Henry Bright was a British Whig politician, MP for Bristol 1820–1830.
Bright was born in Queen's Square, Bristol on 18 January 1784. He was the oldest son of Richard Bright, a merchant and banker in Bristol, and Sarah, and the older brother of the physician Richard Bright, who described Bright's disease. His grandfather was Henry Bright, a Bristol merchant active in the Jamaican slave trade, Mayor of Bristol in 1771–72.
He was educated at Reading School and Peterhouse, Cambridge and elected to a fellowship at Peterhouse in 1810. Admitted to Lincoln's Inn in 1804, he was called to the bar in 1810, practising as a barrister on the western circuit.
Elected MP for Bristol in 1820 as a Whig in the West India Interest, Bright generally opposed the Tory government of Lord Liverpool. However, he was mindful of constituency considerations, and in May 1820 supported the Western Union Canal bill as "eminently advantageous".

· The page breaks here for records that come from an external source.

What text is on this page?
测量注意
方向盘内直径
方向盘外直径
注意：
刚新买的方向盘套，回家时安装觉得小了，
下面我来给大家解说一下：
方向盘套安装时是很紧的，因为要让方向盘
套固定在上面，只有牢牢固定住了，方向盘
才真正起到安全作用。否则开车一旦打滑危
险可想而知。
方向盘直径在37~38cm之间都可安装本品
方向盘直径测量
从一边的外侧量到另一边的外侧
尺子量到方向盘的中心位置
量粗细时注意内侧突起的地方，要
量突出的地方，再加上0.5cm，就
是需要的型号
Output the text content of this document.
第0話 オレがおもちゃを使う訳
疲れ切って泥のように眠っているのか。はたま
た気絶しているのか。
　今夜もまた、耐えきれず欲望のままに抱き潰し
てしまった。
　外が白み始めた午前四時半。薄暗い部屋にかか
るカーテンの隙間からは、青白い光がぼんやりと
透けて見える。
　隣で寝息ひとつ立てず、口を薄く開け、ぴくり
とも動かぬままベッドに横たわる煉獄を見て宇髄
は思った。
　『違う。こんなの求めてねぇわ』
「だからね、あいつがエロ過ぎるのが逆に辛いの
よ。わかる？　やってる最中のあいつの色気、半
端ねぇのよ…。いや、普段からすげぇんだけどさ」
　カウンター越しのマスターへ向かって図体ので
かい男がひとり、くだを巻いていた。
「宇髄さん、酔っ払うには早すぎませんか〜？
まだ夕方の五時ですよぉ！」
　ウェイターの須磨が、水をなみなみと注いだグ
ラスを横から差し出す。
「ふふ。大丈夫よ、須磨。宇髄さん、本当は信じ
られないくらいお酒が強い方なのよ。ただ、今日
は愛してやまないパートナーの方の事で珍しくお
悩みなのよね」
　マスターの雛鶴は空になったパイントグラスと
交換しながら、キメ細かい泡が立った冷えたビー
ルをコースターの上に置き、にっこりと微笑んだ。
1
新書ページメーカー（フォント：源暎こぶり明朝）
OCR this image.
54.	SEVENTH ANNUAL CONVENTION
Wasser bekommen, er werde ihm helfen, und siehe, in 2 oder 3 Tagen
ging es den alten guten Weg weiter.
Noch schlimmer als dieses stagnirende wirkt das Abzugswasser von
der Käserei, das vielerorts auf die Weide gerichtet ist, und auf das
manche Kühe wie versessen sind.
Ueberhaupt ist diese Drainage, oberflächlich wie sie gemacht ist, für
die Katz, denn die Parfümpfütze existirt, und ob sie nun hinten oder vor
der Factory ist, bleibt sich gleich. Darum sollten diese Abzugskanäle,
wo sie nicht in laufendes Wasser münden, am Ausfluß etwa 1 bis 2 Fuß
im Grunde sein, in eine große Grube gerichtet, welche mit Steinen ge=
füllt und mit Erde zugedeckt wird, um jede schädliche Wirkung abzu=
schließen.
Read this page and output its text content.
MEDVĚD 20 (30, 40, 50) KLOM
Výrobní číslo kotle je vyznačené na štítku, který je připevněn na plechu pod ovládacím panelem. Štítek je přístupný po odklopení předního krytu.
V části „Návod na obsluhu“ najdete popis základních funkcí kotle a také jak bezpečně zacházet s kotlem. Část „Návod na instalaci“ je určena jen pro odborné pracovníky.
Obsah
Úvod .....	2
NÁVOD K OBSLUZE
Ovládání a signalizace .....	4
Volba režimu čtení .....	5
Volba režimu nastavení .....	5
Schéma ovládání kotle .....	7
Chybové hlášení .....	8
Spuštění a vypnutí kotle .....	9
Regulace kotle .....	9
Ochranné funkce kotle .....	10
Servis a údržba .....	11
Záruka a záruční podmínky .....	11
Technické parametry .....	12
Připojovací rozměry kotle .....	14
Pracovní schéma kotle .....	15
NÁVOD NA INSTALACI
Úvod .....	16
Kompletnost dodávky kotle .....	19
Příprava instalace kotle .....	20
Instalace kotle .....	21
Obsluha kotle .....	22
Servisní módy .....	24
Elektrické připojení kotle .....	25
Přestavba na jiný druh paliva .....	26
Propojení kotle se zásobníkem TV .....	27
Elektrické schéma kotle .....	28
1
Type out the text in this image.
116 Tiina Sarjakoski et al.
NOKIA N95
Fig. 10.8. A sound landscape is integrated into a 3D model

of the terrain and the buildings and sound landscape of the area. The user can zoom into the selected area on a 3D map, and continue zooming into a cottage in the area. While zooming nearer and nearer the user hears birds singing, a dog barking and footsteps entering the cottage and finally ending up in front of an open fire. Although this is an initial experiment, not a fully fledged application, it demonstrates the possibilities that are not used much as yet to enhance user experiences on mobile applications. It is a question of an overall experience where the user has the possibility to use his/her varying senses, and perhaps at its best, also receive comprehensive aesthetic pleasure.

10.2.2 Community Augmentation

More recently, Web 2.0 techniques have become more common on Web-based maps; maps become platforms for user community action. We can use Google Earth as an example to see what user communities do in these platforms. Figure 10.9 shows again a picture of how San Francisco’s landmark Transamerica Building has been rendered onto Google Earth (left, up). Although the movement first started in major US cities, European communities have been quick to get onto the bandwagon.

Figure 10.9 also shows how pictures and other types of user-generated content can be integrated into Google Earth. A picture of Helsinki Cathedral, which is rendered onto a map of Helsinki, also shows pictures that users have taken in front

The Slave Trade Act 1807 had outlawed the slave trade in the British Empire, but had not abolished slavery. The attitude of Bright's constituents in Bristol is characterised by an anonymous pamphlet letter addressed to Bright in 1823, which argued against the immediate abolition of slavery. Bright was a member of the West India Committee, and of a committee formed in 1823 to resist moves towards emancipation. He complained of "gross exaggerations" in the Southwark anti-slavery petition. After the Slavery Abolition Act 1833, in 1836, Bright collected slave compensation for Edward Smith of the Haughton Pen Estate in Saint Elizabeth Parish, Jamaica.
He was re-elected in 1826 but stood down in 1830, being "tired of it and the expense".
He succeeded to his father's estates in Herefordshire and Hampshire in 1840, inheriting also a one-fifth share of the Jamaican property and a one-seventh share of the residue. Bright died on 26 March 1869.